The speaker requested that the girls come to Bariloche headquarters as soon as possible and bring the owner of the shop where the plaque transaction took place.

“I’ll inquire where she lives and we’ll all come together,” Nancy promised.

The clerk at the desk said that the shop was not open on Sunday, but he offered to call the woman at home and let Nancy talk with her. The gift-shop owner was delighted to hear that the police had a suspect in custody and readily agreed to go with the girls.

“I have a car. Suppose I pick you up at eight-thirty.”

“Thank you very much,” said Nancy. “We’ll be ready.”

The four girls dressed quickly and went downstairs to have breakfast. By eight-thirty they were at the driveway entrance to the hotel. Señora Violetta drove up and the girls hopped in. She was aghast upon hearing what had happened to Carla the night before.

“You were very brave to undertake such detective work,” she said.

“I must admit I was very scared,” Carla replied.

When the group reached police headquarters, the two prisoners were brought in to Chief Castro’s office.

Senora Violetta pointed to Sanchez and cried, “He is the man! He is the one who sold the stolen plaque!”

The police chief turned to the shop owner and the girls. Pointing to the other prisoner, he asked, “Do you recognize this man?”

All of them said they did not.

“He is Frederic Wagner,” the chief said. “Unless you wish to file a complaint against this man, we cannot hold him.”

At that moment a policeman walked into the room and spoke to his superior. After a few moments’ conversation, Chief Castro said:

“A quantity of arrayánes wood has been found in your home, Señor Wagner. You know it is scarce and against the law to remove any from that special forest.”

Wagner murmured, “I didn’t get the wood from there. I got it—somewhere else.”

“Suppose you tell us where.” But Wagner refused to do this.

“We will hold you until you talk,” the chief said. He turned to Señora Violetta and the girls. “We will take full statements from all of you.”

Nancy gave details of the runaway ox and her suspicion that Sanchez was the instigator of the near accident.

Carla told about the plaque being stolen from her bedroom, and of the attempted abduction. “I think Wagner was the pilot of the boat and the kidnapper is a friend of his and Manuel Sanchez.”

Chief Castro smiled. “You girls have had a rough time during your stay in the Argentine. Do visit our country some time to have fun!”

“I’d like to,” Nancy answered, and the other girls nodded.
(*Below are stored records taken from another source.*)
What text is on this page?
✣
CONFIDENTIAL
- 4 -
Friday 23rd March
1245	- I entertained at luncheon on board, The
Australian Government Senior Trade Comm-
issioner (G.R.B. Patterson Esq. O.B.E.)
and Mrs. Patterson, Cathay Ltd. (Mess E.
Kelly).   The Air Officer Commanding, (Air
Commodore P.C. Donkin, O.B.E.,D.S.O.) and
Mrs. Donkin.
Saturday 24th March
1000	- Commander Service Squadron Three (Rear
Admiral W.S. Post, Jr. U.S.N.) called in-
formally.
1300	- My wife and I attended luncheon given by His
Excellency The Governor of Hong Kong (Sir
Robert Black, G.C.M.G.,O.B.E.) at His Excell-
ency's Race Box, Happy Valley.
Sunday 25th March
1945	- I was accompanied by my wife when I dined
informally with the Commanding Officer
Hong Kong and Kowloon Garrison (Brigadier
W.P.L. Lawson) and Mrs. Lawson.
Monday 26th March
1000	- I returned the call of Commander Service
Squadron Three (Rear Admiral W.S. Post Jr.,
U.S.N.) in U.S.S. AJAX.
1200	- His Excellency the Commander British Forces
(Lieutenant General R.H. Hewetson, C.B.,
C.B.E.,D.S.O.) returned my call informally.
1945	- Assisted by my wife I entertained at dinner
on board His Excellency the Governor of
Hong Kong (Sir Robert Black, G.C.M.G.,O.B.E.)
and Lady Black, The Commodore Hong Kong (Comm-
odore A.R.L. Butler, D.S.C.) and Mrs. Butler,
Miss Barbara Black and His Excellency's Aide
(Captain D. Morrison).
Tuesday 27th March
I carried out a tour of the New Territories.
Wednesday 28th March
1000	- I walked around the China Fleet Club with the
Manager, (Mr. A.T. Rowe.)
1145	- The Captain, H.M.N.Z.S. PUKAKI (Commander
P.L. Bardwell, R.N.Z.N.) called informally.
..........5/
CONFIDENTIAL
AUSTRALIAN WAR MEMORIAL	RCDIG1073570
Señor Violetta took the girls to a church service, then back to the hotel. As they walked into the lobby, Senor Diaz hurried to them with a woman whom he introduced as Mrs. Percy—the one who had paid the hundred and fifty dollars for the plaque. She was overjoyed to hear the good news.

“I suggest,” said Nancy, “that you go to headquarters at Bariloche and put in a claim for your money.”

“I will certainly do that and thank you very much,” Mrs. Percy said. She smiled. “You know I fell in love with that funny monkey. I am sorry to lose him.”

Nancy and her friends went upstairs to pack. While Carla was folding clothes into her suitcase, she brought up the subject of the arrayánes wood which had been found in Wagner’s home. “What do you think he uses it for?”

“I wish I knew,” Nancy replied. “Maybe the police here will be able to find out. I’m glad, anyway, that we still have the plaque.”

“And that all of us are in one piece!” George added.

Carla sighed. “This whole thing is so complicated. When I asked you, Nancy, to work on my monkey mystery, I had no idea it would turn out to have so many angles to it.”

Nancy laughed. “I didn’t, either. But the more complicated the mystery is, the more fun it is to solve.”

Soon after lunch, Señor Ponce came for his daughter and her friends. Together, they drove to the Bariloche airport where the rest of his group was waiting. The men were busy talking business and discussing the golf matches.

When Carla learned that her father had won the big trophy, she hugged him. “Father, that is wonderful! Congratulations!”

The other girls congratulated him too. After some urging, he opened one of his bags and showed them a silver cup. His company awarded it each year to the best golfer at the Llao-Llao event.

Everyone boarded the plane and their bags were put behind the luggage harness just aft of the pilots’ open compartment. As soon as clearance came from the tower, the pilot took off.